House to consider increased DOD funding next week
The House next week is expected to begin work on a Department of Defense spending bill that would increase spending in several key areas, despite the broad Republican call to cut spending.
The bill, H.R. 2219, would set a base DOD budget of $530 billion, $17 billion more than fiscal 2011 but still about $9 billion less than the Obama administration requested.
The bill also includes $118.7 billion for overseas contingency operations. That's a drop of about $39 billion from fiscal 2011, a reflection of an anticipated troop drawdown in Iraq.
Under the bill, funding for military personnel would increase $5.4 billion, to $132.1 billion. The operation and maintenance budget would increase $4.4 billion, to $170 billion.
The procurement budget would rise $5 billion from current levels, to $107.6 billion. The research budget would fall slightly, to $73 billion.
In report language accompanying the bill, House Appropriations Committee ranking member Norm Dicks (D-Wash.) said growing budget pressures will at some point require consideration of a significant pullback of U.S. military forces abroad.

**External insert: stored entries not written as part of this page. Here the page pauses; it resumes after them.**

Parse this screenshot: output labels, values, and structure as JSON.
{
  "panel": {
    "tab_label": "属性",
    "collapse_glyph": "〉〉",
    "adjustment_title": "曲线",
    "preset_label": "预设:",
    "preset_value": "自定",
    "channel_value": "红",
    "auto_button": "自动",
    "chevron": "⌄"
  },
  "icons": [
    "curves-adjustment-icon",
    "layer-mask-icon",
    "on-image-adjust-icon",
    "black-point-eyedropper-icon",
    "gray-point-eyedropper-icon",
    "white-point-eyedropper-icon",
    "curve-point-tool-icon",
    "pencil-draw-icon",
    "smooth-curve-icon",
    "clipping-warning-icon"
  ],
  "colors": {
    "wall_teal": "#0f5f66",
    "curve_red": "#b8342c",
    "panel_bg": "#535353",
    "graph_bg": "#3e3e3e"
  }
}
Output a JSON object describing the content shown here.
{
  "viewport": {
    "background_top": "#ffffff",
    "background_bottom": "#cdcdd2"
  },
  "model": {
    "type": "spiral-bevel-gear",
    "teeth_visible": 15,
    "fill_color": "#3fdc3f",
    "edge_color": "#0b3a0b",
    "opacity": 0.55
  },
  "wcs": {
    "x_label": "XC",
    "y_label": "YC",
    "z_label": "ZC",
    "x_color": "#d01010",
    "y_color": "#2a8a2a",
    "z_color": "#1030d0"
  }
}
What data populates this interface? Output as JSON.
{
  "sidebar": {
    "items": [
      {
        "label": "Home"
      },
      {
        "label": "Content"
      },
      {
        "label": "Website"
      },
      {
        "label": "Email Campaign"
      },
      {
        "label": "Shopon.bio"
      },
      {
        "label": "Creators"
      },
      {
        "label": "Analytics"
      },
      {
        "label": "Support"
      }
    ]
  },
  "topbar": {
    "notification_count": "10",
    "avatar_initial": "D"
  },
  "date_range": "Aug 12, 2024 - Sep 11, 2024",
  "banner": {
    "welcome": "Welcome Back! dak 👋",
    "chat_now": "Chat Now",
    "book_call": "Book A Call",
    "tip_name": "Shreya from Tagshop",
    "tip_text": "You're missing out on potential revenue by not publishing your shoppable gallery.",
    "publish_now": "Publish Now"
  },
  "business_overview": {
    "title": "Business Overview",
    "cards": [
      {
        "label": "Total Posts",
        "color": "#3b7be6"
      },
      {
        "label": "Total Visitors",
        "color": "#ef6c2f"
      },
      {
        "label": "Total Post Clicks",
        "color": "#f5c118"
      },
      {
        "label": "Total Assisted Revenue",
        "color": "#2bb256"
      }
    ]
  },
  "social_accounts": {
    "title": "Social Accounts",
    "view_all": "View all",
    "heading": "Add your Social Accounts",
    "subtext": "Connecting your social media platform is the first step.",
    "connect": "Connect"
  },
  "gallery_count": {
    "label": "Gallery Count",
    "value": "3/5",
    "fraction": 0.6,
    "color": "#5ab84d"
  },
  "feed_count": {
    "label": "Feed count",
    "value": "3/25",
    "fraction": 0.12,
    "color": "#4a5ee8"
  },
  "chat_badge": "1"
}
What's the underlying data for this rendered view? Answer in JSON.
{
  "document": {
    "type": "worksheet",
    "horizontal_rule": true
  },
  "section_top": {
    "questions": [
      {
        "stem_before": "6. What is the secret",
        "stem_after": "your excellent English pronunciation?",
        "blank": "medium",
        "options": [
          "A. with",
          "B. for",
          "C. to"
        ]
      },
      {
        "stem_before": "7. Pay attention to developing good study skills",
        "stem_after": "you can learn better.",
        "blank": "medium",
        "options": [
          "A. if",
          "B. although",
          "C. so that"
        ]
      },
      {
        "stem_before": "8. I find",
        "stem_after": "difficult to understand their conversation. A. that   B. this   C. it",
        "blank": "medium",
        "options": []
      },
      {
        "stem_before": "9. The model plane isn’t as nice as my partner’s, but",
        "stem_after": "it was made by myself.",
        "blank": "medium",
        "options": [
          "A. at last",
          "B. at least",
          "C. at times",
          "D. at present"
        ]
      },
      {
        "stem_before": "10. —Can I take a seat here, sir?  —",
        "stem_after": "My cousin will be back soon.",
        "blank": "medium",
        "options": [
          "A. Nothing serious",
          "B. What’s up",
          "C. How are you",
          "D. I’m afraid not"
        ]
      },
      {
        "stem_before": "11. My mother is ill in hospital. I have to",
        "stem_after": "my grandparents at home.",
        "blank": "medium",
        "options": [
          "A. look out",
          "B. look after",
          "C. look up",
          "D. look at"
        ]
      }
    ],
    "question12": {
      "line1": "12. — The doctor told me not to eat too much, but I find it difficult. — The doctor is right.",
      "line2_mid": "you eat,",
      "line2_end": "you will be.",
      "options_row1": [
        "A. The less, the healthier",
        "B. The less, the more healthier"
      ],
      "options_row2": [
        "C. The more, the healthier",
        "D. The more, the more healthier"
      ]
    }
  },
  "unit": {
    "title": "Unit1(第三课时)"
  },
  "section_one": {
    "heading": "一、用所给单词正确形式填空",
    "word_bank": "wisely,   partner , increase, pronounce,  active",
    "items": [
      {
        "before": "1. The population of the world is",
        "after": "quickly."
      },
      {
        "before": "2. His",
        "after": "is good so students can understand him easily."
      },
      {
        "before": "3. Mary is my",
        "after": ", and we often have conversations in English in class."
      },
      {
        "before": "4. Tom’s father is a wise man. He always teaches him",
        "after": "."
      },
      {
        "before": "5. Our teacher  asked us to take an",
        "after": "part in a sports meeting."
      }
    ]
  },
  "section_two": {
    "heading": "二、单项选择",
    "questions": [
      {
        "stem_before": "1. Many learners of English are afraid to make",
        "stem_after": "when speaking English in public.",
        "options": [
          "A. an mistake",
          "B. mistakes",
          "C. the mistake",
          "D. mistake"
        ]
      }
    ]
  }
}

"As we look ahead at the very real budgetary pressures confronting the nation in coming years and the near term, it seems inevitable to me that Congress must review more critically the continuing deployment of U.S. military forces in Afghanistan and attendant military activities in Pakistan," Dicks wrote. "I believe we must reassess the extent of U.S. military involvement, and the objectives of U.S. foreign policy in Afghanistan and Pakistan, questioning whether U.S. national security requires a continued deployment of over 100,000 U.S. service personnel."